Eh bien, la conversation s’est poursuivie et l’un des principaux points soulevés par mon mécanicien a été de savoir comment les gens de l’Occident, et en particulier le Saint-Siège et le Saint-Père, ont oublié le sort des chrétiens du Liban et leur combat pour survivre. Au lieu de cela, le Vatican s’est beaucoup plus intéressé au changement climatique et à d’autres questions politiques qu’à l’extermination des chrétiens au Moyen-Orient. Il répétait sans cesse : « Nous [les chrétiens] sommes en train d’être effacés » et l’Occident s’est détourné.
Bien après avoir quitté son atelier, je n’arrivais pas à me remettre cette conversation. L’Église en Occident a traversé le scandale sexuel, la corruption financière, la controverse de Pachamama, des perquisitions financières au Vatican, une intrigue politique, une controverse sur les viri probati et l’ordination de femmes au diaconat. Pendant ce temps, la situation au Moyen-Orient s’est détériorée au point que les frères et sœurs chrétiens des pays qui ont donné naissance au christianisme pourraient s’éteindre au cours des prochaines années.
Alors que se déroulait la célébration de la controversée Misa por la Tierra Sin Males (Messe pour une terre sans mal) et que la Pachamama était exposée à l’église Sainte-Marie-de-Traspontine-Carmélite, un événement important se déroulait dans la basilique Saint-Barthélémy. sur l’île du Tibre à Rome – bien que peu en aient entendu parler.
L’événement n’a pas reçu la même attention que celle reçue par Pachamama et le synode sur l’Amazonie dans les médias. La fondation pontificale Aide à l’Église en Détresse a publié un nouveau rapport « Persécuté et oublié ? » en se concentrant sur la persécution chrétienne entre 2017 et 2019. Comme ce rapport le démontre amplement, les chrétiens sont la communauté religieuse la plus chassée et persécutée au monde.

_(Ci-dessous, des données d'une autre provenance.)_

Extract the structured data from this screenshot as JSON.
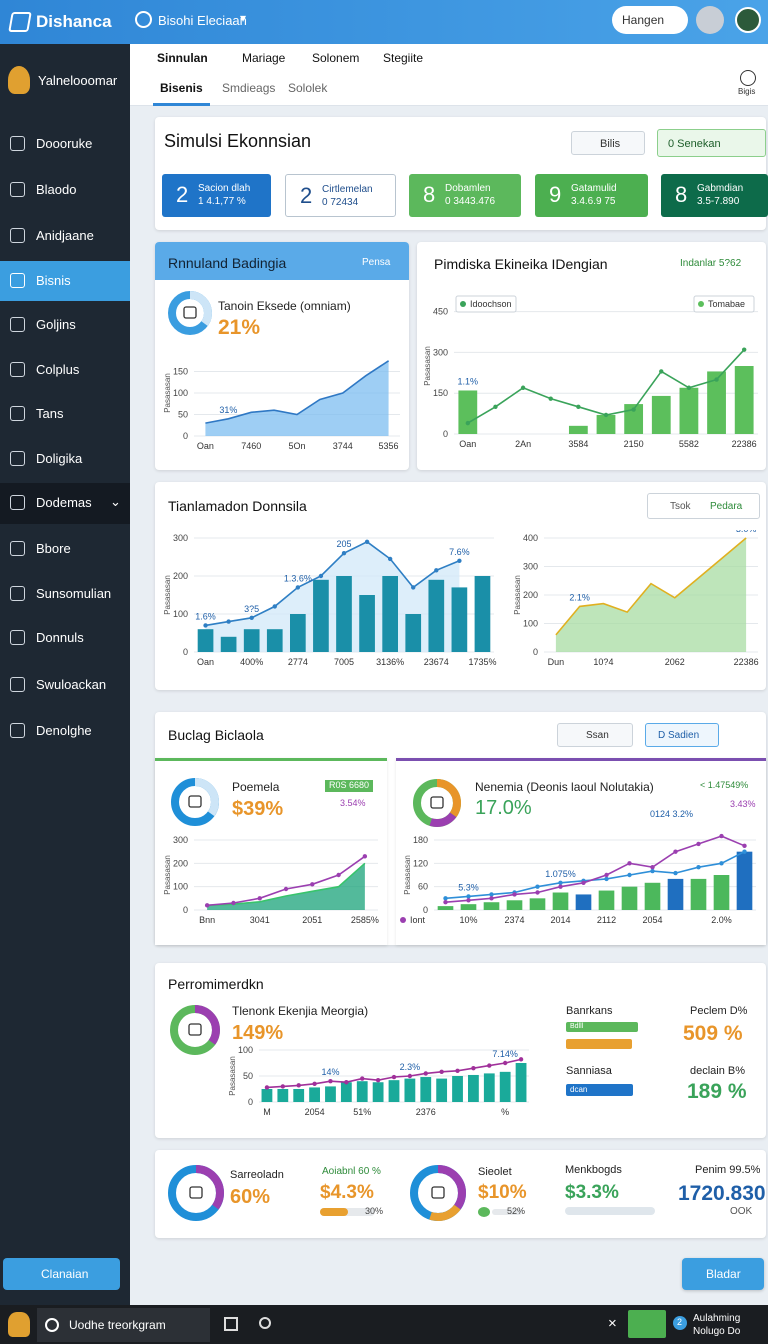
{
  "topbar": {
    "brand": "Dishanca",
    "search": "Bisohi Eleciaan",
    "button": "Hangen"
  },
  "sidebar": {
    "user": "Yalnelooomar",
    "items": [
      "Doooruke",
      "Blaodo",
      "Anidjaane",
      "Bisnis",
      "Goljins",
      "Colplus",
      "Tans",
      "Doligika",
      "Dodemas",
      "Bbore",
      "Sunsomulian",
      "Donnuls",
      "Swuloackan",
      "Denolghe"
    ],
    "active": 3,
    "button": "Clanaian"
  },
  "tabs": {
    "primary": [
      "Sinnulan",
      "Mariage",
      "Solonem",
      "Stegiite"
    ],
    "secondary": [
      "Bisenis",
      "Smdieags",
      "Sololek"
    ],
    "icon_label": "Bigis"
  },
  "summary": {
    "title": "Simulsi Ekonnsian",
    "dropdown": "Bilis",
    "button": "0 Senekan",
    "tiles": [
      {
        "value": 2,
        "label": "Sacion dlah",
        "sub": "1 4.1,77 %",
        "color": "#1f74c8"
      },
      {
        "value": 2,
        "label": "Cirtlemelan",
        "sub": "0 72434",
        "color": "#ffffff"
      },
      {
        "value": 8,
        "label": "Dobamlen",
        "sub": "0 3443.476",
        "color": "#5cb85c"
      },
      {
        "value": 9,
        "label": "Gatamulid",
        "sub": "3.4.6.9 75",
        "color": "#4caf50"
      },
      {
        "value": 8,
        "label": "Gabmdian",
        "sub": "3.5-7.890",
        "color": "#0d6b4a"
      }
    ]
  },
  "revenue": {
    "title": "Rnnuland Badingia",
    "action": "Pensa",
    "kpi_label": "Tanoin Eksede (omniam)",
    "kpi": "21%",
    "chart": {
      "type": "area",
      "y_label": "Pasasasan",
      "ylim": [
        0,
        200
      ],
      "yticks": [
        0,
        50,
        100,
        150
      ],
      "categories": [
        "Oan",
        null,
        "7460",
        null,
        "5On",
        null,
        "3744",
        null,
        "5356"
      ],
      "series": [
        {
          "kind": "area",
          "color": "#7dbdf0",
          "line_color": "#2f78c4",
          "values": [
            30,
            40,
            55,
            60,
            50,
            85,
            100,
            140,
            175
          ]
        }
      ],
      "annotations": [
        "31%"
      ]
    }
  },
  "forecast": {
    "title": "Pimdiska Ekineika IDengian",
    "badge": "Indanlar 5?62",
    "chart": {
      "type": "combo",
      "y_label": "Pasasasan",
      "ylim": [
        0,
        500
      ],
      "yticks": [
        0,
        150,
        300,
        450
      ],
      "legend": "top",
      "categories": [
        "Oan",
        null,
        "2An",
        null,
        "3584",
        null,
        "2150",
        null,
        "5582",
        null,
        "22386"
      ],
      "series": [
        {
          "name": "Tomabae",
          "kind": "bar",
          "color": "#5cbf5c",
          "values": [
            160,
            null,
            null,
            null,
            30,
            70,
            110,
            140,
            170,
            230,
            250
          ]
        },
        {
          "name": "Idoochson",
          "kind": "line",
          "color": "#3aa35a",
          "values": [
            40,
            100,
            170,
            130,
            100,
            70,
            90,
            230,
            170,
            200,
            310
          ]
        }
      ],
      "annotations": [
        "1.1%"
      ]
    }
  },
  "trend": {
    "title": "Tianlamadon Donnsila",
    "controls": [
      "Tsok",
      "Pedara"
    ],
    "charts": [
      {
        "type": "combo",
        "y_label": "Pasasasan",
        "ylim": [
          0,
          300
        ],
        "yticks": [
          0,
          100,
          200,
          300
        ],
        "categories": [
          "Oan",
          null,
          "400%",
          null,
          "2774",
          null,
          "7005",
          null,
          "3136%",
          null,
          "23674",
          null,
          "1735%"
        ],
        "series": [
          {
            "kind": "area",
            "color": "#d2e8f8",
            "line_color": "#d2e8f8",
            "values": [
              70,
              80,
              90,
              120,
              170,
              200,
              260,
              290,
              245,
              170,
              215,
              240,
              null
            ]
          },
          {
            "kind": "bar",
            "color": "#1a8fa8",
            "values": [
              60,
              40,
              60,
              60,
              100,
              190,
              200,
              150,
              200,
              100,
              190,
              170,
              200
            ]
          },
          {
            "kind": "line",
            "color": "#2f7fc4",
            "values": [
              70,
              80,
              90,
              120,
              170,
              200,
              260,
              290,
              245,
              170,
              215,
              240,
              null
            ]
          }
        ],
        "annotations": [
          "1.6%",
          "3?5",
          "1.3.6%",
          "205",
          "7.6%"
        ]
      },
      {
        "type": "area",
        "y_label": "Pasasasan",
        "ylim": [
          0,
          400
        ],
        "yticks": [
          0,
          100,
          200,
          300,
          400
        ],
        "categories": [
          "Dun",
          null,
          "10?4",
          null,
          null,
          "2062",
          null,
          null,
          "22386"
        ],
        "series": [
          {
            "kind": "area",
            "color": "#a8dca3",
            "line_color": "#e0b020",
            "values": [
              60,
              160,
              170,
              140,
              240,
              190,
              260,
              330,
              400
            ]
          }
        ],
        "annotations": [
          "2.1%",
          "3.0%"
        ]
      }
    ]
  },
  "budget": {
    "title": "Buclag Biclaola",
    "dropdown": "Ssan",
    "button": "D Sadien",
    "left": {
      "label": "Poemela",
      "kpi": "$39%",
      "badge": "R0S 6680",
      "note": "3.54%",
      "chart": {
        "type": "combo",
        "y_label": "Pasasasan",
        "ylim": [
          0,
          300
        ],
        "yticks": [
          0,
          100,
          200,
          300
        ],
        "categories": [
          "Bnn",
          null,
          "3041",
          null,
          "2051",
          null,
          "2585%"
        ],
        "series": [
          {
            "kind": "area",
            "color": "#1aa37a",
            "line_color": "#38c46c",
            "values": [
              20,
              25,
              35,
              60,
              80,
              100,
              200
            ]
          },
          {
            "kind": "line",
            "color": "#9b3fb0",
            "values": [
              20,
              30,
              50,
              90,
              110,
              150,
              230
            ]
          }
        ]
      }
    },
    "right": {
      "label": "Nenemia (Deonis laoul Nolutakia)",
      "kpi": "17.0%",
      "notes": [
        "< 1.47549%",
        "3.43%",
        "0124 3.2%"
      ],
      "chart": {
        "type": "combo",
        "y_label": "Pasasasan",
        "ylim": [
          0,
          180
        ],
        "yticks": [
          0,
          60,
          120,
          180
        ],
        "legend": "bottom-left",
        "categories": [
          null,
          "10%",
          null,
          "2374",
          null,
          "2014",
          null,
          "2112",
          null,
          "2054",
          null,
          null,
          "2.0%",
          null
        ],
        "series": [
          {
            "kind": "bar",
            "color": "#4cb85c",
            "values": [
              10,
              15,
              20,
              25,
              30,
              45,
              null,
              50,
              60,
              70,
              null,
              80,
              90,
              null
            ]
          },
          {
            "kind": "bar",
            "color": "#1f6fc0",
            "values": [
              null,
              null,
              null,
              null,
              null,
              null,
              40,
              null,
              null,
              null,
              80,
              null,
              null,
              150
            ]
          },
          {
            "kind": "line",
            "color": "#2f8fd8",
            "values": [
              30,
              35,
              40,
              45,
              60,
              70,
              75,
              80,
              90,
              100,
              95,
              110,
              120,
              150
            ]
          },
          {
            "name": "Iont",
            "kind": "line",
            "color": "#9b3fb0",
            "values": [
              20,
              25,
              30,
              40,
              45,
              60,
              70,
              90,
              120,
              110,
              150,
              170,
              190,
              165
            ]
          }
        ],
        "annotations": [
          "5.3%",
          "1.075%"
        ]
      }
    }
  },
  "performance": {
    "title": "Perromimerdkn",
    "label": "Tlenonk Ekenjia Meorgia)",
    "kpi": "149%",
    "chart": {
      "type": "combo",
      "y_label": "Pasasasan",
      "ylim": [
        0,
        100
      ],
      "yticks": [
        0,
        50,
        100
      ],
      "categories": [
        "M",
        null,
        null,
        "2054",
        null,
        null,
        "51%",
        null,
        null,
        null,
        "2376",
        null,
        null,
        null,
        null,
        "%",
        null
      ],
      "series": [
        {
          "kind": "bar",
          "color": "#1aaa9a",
          "values": [
            25,
            25,
            25,
            28,
            30,
            38,
            40,
            38,
            42,
            45,
            48,
            45,
            50,
            52,
            55,
            58,
            75
          ]
        },
        {
          "kind": "line",
          "color": "#a0309a",
          "values": [
            28,
            30,
            32,
            35,
            40,
            38,
            45,
            42,
            48,
            50,
            55,
            58,
            60,
            65,
            70,
            75,
            82
          ]
        }
      ],
      "annotations": [
        "7.14%",
        "2.3%",
        "14%"
      ]
    },
    "bar_a": "Banrkans",
    "bar_a_tag": "Bdlll",
    "bar_b": "Sanniasa",
    "bar_b_tag": "dcan",
    "stats": [
      {
        "label": "Peclem D%",
        "value": "509 %"
      },
      {
        "label": "declain B%",
        "value": "189 %"
      }
    ]
  },
  "stats": [
    {
      "label": "Sarreoladn",
      "value": "60%"
    },
    {
      "label": "Aoiabnl 60 %",
      "value": "$4.3%",
      "bar": "30%"
    },
    {
      "label": "Sieolet",
      "value": "$10%",
      "bar": "52%"
    },
    {
      "label": "Menkbogds",
      "value": "$3.3%"
    },
    {
      "label": "Penim 99.5%",
      "value": "1720.830",
      "sub": "OOK"
    }
  ],
  "footer_button": "Bladar",
  "taskbar": {
    "search": "Uodhe treorkgram",
    "badge": 2,
    "status": "Aulahming",
    "status_sub": "Nolugo Do"
  }
}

Il présente quatre études de cas et douze profils de pays, et détaille la persécution chrétienne en Birmanie (Myanmar), en République centrafricaine, en Chine, en Égypte, en Inde, en Irak, au Nigéria, en Corée du Nord, au Pakistan, aux Philippines, au Sri Lanka et au Soudan. Les données sont alarmantes, détaillant la persécution accélérée des chrétiens dans le monde – une tendance qui ne semble pas changer de cap.
En juillet 2019, des islamistes ont tué quatre chrétiens au Burkina Faso et menacé également d’en assassiner d’autres s’ils refusaient de se convertir. En Inde, « la police du district de Jaunpur, dans l’Uttar Pradesh, a inculpé 271 chrétiens de « propagation de mensonges sur l’hindouisme » et d’utilisation de drogues pour inciter les gens à se convertir ».

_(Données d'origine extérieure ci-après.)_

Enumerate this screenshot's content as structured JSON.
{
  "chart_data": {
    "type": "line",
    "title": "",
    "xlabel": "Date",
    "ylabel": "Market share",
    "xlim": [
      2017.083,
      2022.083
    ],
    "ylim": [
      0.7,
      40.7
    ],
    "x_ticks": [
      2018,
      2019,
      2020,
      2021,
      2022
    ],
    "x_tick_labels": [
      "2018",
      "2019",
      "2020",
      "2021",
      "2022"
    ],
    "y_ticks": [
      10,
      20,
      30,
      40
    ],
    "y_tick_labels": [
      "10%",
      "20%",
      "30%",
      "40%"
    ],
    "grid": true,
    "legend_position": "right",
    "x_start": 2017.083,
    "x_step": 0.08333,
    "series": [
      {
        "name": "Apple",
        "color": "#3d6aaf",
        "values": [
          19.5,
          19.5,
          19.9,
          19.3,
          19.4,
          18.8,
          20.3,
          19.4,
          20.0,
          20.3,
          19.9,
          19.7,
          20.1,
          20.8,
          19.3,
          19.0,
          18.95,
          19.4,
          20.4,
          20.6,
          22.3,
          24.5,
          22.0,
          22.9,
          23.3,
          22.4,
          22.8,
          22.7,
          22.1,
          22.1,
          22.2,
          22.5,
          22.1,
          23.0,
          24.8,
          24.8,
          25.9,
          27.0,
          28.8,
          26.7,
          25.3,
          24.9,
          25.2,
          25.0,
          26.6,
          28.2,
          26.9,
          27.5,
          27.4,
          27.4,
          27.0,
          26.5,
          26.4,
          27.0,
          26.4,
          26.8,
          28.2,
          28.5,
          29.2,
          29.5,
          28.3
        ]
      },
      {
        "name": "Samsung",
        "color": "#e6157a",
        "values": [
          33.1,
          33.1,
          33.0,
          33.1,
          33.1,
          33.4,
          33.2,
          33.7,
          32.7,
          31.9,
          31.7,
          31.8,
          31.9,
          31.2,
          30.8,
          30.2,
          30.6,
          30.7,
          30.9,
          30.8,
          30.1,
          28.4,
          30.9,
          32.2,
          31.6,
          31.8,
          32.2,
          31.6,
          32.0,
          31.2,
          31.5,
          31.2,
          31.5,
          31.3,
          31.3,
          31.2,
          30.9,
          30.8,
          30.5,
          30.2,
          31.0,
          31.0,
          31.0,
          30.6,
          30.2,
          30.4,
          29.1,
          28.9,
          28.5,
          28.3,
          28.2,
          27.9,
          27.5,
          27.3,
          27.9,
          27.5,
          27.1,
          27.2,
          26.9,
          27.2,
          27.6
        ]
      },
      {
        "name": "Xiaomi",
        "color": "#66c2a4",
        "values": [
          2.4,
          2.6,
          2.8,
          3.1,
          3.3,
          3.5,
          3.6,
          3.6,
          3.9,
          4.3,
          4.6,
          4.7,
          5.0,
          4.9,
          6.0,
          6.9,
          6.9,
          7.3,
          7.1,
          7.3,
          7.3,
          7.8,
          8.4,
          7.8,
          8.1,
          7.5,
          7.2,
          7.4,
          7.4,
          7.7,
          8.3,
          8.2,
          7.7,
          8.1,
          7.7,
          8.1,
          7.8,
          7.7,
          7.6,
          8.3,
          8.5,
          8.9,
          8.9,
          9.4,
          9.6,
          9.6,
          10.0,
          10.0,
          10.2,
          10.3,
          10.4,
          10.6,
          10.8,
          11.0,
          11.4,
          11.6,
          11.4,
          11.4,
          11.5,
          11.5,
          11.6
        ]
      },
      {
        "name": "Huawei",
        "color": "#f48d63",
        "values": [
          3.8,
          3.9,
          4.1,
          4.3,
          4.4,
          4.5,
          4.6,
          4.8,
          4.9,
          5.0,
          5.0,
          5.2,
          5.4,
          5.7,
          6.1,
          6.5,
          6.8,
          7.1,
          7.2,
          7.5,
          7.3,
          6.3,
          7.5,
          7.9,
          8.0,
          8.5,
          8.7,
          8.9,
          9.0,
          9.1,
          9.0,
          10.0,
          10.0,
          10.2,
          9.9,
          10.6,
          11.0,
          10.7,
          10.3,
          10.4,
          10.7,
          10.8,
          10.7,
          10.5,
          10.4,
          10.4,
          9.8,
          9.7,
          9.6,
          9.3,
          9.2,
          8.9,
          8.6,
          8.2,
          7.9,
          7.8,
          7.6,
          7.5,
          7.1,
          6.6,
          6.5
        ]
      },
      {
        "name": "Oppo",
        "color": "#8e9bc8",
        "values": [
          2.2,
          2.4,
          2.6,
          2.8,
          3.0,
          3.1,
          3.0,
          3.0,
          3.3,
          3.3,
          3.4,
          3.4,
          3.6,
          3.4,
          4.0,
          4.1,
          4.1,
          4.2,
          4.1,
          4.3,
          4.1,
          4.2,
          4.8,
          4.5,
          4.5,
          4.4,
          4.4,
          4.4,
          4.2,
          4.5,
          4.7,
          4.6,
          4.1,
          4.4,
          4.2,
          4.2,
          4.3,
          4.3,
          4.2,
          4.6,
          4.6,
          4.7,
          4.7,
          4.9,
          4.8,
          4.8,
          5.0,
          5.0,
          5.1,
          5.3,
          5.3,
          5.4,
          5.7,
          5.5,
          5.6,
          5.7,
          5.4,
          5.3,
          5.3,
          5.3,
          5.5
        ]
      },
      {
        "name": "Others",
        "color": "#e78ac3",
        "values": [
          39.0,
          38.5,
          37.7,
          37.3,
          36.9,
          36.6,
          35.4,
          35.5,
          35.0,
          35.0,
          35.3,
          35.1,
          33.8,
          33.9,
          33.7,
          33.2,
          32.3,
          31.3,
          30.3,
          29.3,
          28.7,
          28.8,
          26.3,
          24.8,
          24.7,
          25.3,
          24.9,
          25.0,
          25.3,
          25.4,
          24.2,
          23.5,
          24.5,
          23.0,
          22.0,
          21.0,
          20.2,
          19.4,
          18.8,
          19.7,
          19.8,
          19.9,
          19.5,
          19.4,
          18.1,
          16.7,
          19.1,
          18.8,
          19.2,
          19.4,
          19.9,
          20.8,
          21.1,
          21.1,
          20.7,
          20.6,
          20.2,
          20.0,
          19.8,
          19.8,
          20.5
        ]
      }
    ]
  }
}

Le cardinal Leonardo Sandri, préfet de la Congrégation pour les Églises orientales, qui a présenté le rapport, a exhorté les gens à avoir le courage d’appeler « le mal par son nom » – le mal qui fait rage dans les cœurs et détruit les églises, alimentant la haine et la vengeance.
Histoire après histoire, l’alarme sonne : les chrétiens sont chassés de leurs terres ; le christianisme est déraciné. En Irak, par exemple, « la population chrétienne a continué de décliner. Les chrétiens étaient au nombre de 1,5 million avant 2003 et pourtant, à l’été 2019, les chrétiens en Irak étaient « bien en dessous » de 150 000 et peut-être même en dessous de 120 000. Cela signifie qu’en l’espace d’une génération, la population chrétienne irakienne a diminué de plus de 90%. »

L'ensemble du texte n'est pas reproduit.